Irak-ONU : Résolution et réactions

C’est par le biais d’une interview à la chaîne satellitaire Al-Jazeera que l’ambassadeur d’Irak aux Nations Unies, Mohamed Al-Douri, a apporté mercredi les premières critiques concernant la résolution 1409. Votée la veille par le Conseil de sécurité, celle-ci devait modifier les sanctions imposées à l’Irak, au lendemain de l’invasion du Koweït en août 1990. Selon lui, «la procédure avec laquelle a été présenté le projet est une procédure américaine». «Le projet a été discuté par l’Amérique avec les autres pays membres », a insisté M. Douri avant d’ajouter que « ce qu’on appelle liste d’articles sujets à examen (« goods review list ») est une longue liste préjudiciable à l’économie irakienne et, directement, au peuple irakien, parce qu’elle aura des répercussions dans tous les domaines, en particulier agricole, industriel et sanitaire ».
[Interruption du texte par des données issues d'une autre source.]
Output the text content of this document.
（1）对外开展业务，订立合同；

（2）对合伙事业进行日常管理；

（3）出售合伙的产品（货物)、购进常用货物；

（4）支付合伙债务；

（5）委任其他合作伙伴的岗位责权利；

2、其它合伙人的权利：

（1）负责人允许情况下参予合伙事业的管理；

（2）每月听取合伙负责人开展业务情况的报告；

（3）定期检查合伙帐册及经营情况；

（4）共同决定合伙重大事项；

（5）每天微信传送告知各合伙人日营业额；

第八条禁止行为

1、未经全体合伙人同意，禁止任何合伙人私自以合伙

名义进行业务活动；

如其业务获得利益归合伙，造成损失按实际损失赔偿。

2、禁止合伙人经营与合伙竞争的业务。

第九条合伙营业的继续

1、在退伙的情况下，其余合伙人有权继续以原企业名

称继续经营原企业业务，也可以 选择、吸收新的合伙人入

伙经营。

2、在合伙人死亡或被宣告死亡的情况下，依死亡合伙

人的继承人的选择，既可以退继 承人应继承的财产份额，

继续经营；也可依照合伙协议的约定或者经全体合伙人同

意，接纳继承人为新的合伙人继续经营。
Selon le diplomate irakien, les procédures d’acquisition des produits sont «nombreuses et compliquées». Elles viseraient «seulement à entraver l’arrivée des produits humanitaires en particulier et des autres produits en général ». «Ces produits accuseront un retard plus important que dans le passé et seront coûteux pour le peuple irakien », a ajouté M. Douri. Pour l’heure, Baghdad semblait quant à lui vouloir étudier de plus près cette résolution « avant de prendre une décision ». Côté new-yorkais, les diplomates ont déjà stipulé qu’avec ce nouveau régime, le gouvernement irakien ne pourrait plus répéter que les sanctions affectent la survie de la population, en l’empêchant d’importer nourriture et médicaments. Ce qui n’a pas empêché l’influent quotidien irakien Babel, dirigé par Oudaï Saddam Hussein, fils aîné du président, de mettre en garde dès lundi contre «un piège américain et un nouveau crime contre le peuple irakien, visant à élargir l’embargo». Que stipule donc cette fameuse «résolution 1409 » adoptée à l’unanimité par les 15 membres du Conseil ? Longue et complexe, elle met en place un système où les sanctions restent en vigueur, mais elle élargit en même temps les possibilités pour l’Irak d’importer les produits d’usage civil. Ceux-ci sont en fait tous ceux qui ne se trouvent pas dans la nouvelle liste – la GRL – de 300 pages recensant « les produits qui peuvent avoir un usage militaire et qui restent soumis à inspection ». Mais même ces produits autorisés restent soumis à déclaration au Bureau chargé du programme Irak (BPI) de l’ONU.
Et – ce qu’a vivement dénoncé M. Douri -, le BPI peut avoir recours à deux autres organisations pour «complément d’information ». La Commission pour le contrôle, la vérification et l’inspection (COCOVINU) et l’Agence internationale de l’énergie atomique (AEIA) ont elles-mêmes la possibilité de se tourner vers d’autres centres, tout cela dans des délais précis, tandis qu’au final, le fournisseur peut faire appel… Sans aucune surprise, le programme « pétrole contre nourriture », pourtant établi en décembre 1996 « comme une mesure temporaire », reste par ailleurs en place. De même que l’embargo sur les exportations d’armes à destination de l’Irak. La résolution prévoit enfin que ce système soit revu dans 6 mois et donne lieu à un rapport du secrétaire général des Nations Unies, Kofi Annan.